Предыдущая глава |
↓ Содержание ↓
↑ Свернуть ↑
| Следующая глава |
А не вышло. Подул ветер злой, да всё навстречу! Бился-бился Горыныч, а едва вперёд летит. Вон, чаща под крылом так неспешно проплывает — коровёнка с выпаса и то шибче бредёт. Умаялся Змей, устал. Видит это Ванюша и говорит ему:
— Давай, Горыныч, на землю возвертайся! Как поляну раздольную увидишь — спускайся вниз, там заночуем. Мож, ветер к утру и утихнет...
Опустились они на сыру землю, в траву густую, некошеную. Змей — тот пластом лежит, совсем из сил выбился. Уж заря вечерняя отгорела, смеркаться начало. Чует Ванька — пусто в животе, а с собой, как на грех, ни крошки малой, одни токмо тряпки в котомке дорожной. Делать нечего, надо спать ложиться.
Свернулся Змей в кольцо, хвостом опоясался, головы под крыло сунул и дрыхнет. Ванюшка вокруг походил и так, и эдак примеряясь, после влез в самую серёдку змеевых колец, пригрелся и уснул.
Снится ему, будто увяз он в болоте по пояс. Тянет его трясина, затягивает. Он бьётся, до тверди дотянуться пытается, а всё зряшно — не пускает его трясина, крепко держит. А вокруг кикиморы скачут да скалятся радостно. Жутко булькает трясина, пузыри пускает и урчит утробно. Да столь громко, что Ванька аж пробудился. "Привидится же страх такой." — подумал парень, на другой бок поворачиваясь. До света ещё долгонько было.
Токмо он глаза смежил, как зарычало под ухом, заревело. Ну, какой тут сон? Вертелся Иван, крутился, а дремота не идёт — отбивает её голодное бурчание в змеевом брюхе. Горыныч одну голову выпростал, на Ваньку уставился и спрашивает:
— Ты почто вертишься, почто сам не спишь и мне не даёшь?
— Да у тебя в пузе уж больно громко урчит, весь сон отбивает!
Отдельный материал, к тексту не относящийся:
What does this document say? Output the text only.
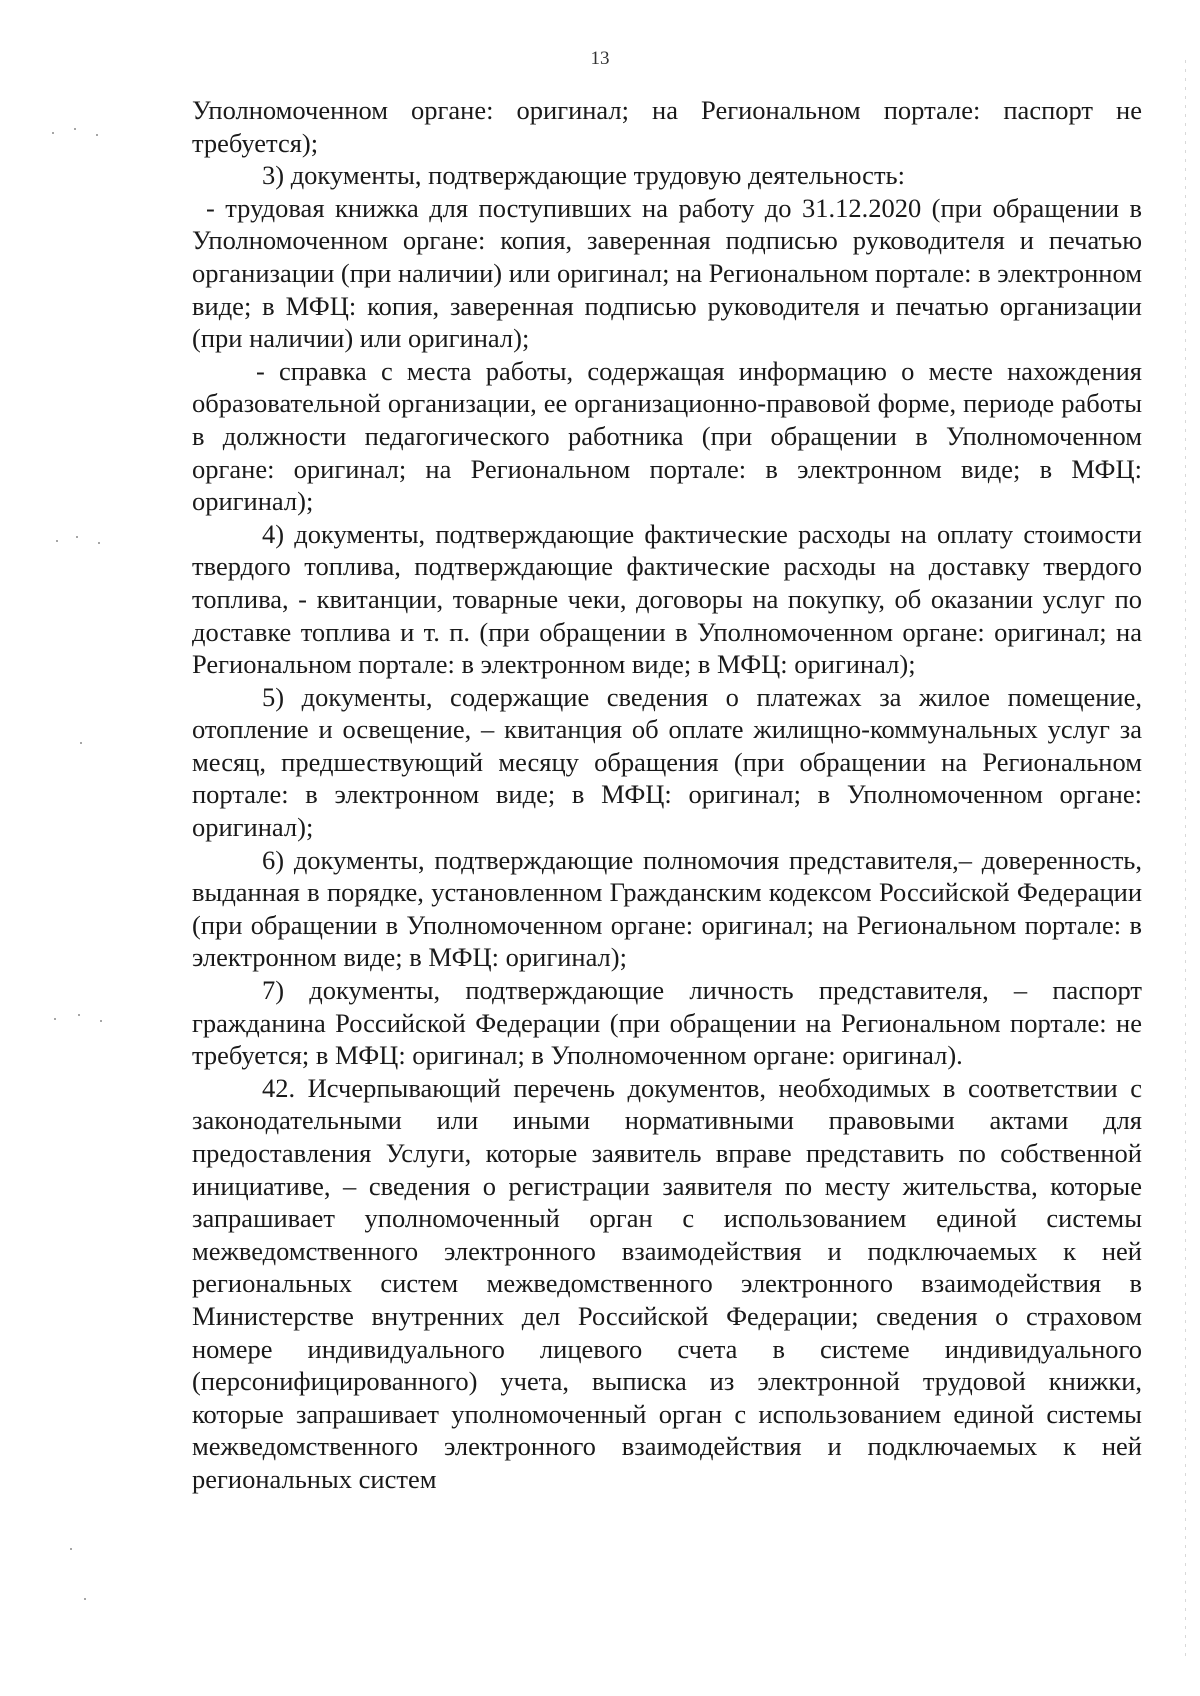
13

Уполномоченном органе: оригинал; на Региональном портале: паспорт не требуется);

3) документы, подтверждающие трудовую деятельность:

- трудовая книжка для поступивших на работу до 31.12.2020 (при обращении в Уполномоченном органе: копия, заверенная подписью руководителя и печатью организации (при наличии) или оригинал; на Региональном портале: в электронном виде; в МФЦ: копия, заверенная подписью руководителя и печатью организации (при наличии) или оригинал);

- справка с места работы, содержащая информацию о месте нахождения образовательной организации, ее организационно-правовой форме, периоде работы в должности педагогического работника (при обращении в Уполномоченном органе: оригинал; на Региональном портале: в электронном виде; в МФЦ: оригинал);

4) документы, подтверждающие фактические расходы на оплату стоимости твердого топлива, подтверждающие фактические расходы на доставку твердого топлива, - квитанции, товарные чеки, договоры на покупку, об оказании услуг по доставке топлива и т. п. (при обращении в Уполномоченном органе: оригинал; на Региональном портале: в электронном виде; в МФЦ: оригинал);

5) документы, содержащие сведения о платежах за жилое помещение, отопление и освещение, – квитанция об оплате жилищно-коммунальных услуг за месяц, предшествующий месяцу обращения (при обращении на Региональном портале: в электронном виде; в МФЦ: оригинал; в Уполномоченном органе: оригинал);

6) документы, подтверждающие полномочия представителя,– доверенность, выданная в порядке, установленном Гражданским кодексом Российской Федерации (при обращении в Уполномоченном органе: оригинал; на Региональном портале: в электронном виде; в МФЦ: оригинал);

7) документы, подтверждающие личность представителя, – паспорт гражданина Российской Федерации (при обращении на Региональном портале: не требуется; в МФЦ: оригинал; в Уполномоченном органе: оригинал).

42. Исчерпывающий перечень документов, необходимых в соответствии с законодательными или иными нормативными правовыми актами для предоставления Услуги, которые заявитель вправе представить по собственной инициативе, – сведения о регистрации заявителя по месту жительства, которые запрашивает уполномоченный орган с использованием единой системы межведомственного электронного взаимодействия и подключаемых к ней региональных систем межведомственного электронного взаимодействия в Министерстве внутренних дел Российской Федерации; сведения о страховом номере индивидуального лицевого счета в системе индивидуального (персонифицированного) учета, выписка из электронной трудовой книжки, которые запрашивает уполномоченный орган с использованием единой системы межведомственного электронного взаимодействия и подключаемых к ней региональных систем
— Как, у меня? Это твоё брюхо завывает! — Иван прислушался и точно — его живот на голодуху жалуется! Токмо хотел повиниться перед Змеем, как у того чрево Ванькиному откликнулось, да громко так, на всю поляну! Вот и лежат голодные, злы на весь белый свет да на дичь попрятавшуюся.
— Эх! А вокруг трава зелёная, сочная. И что я не коровёнка? Враз бы пузо набил! — молвит Иван раздумчиво.
— Да! И что ты не коровёнка?! — вторит Змей и на Ванюшу косится. Эдак, с интересом нехорошим.
— Неужто ты бы меня съел?
— Да я ныне хоть кого готов съесть: хоть корову, хоть волка...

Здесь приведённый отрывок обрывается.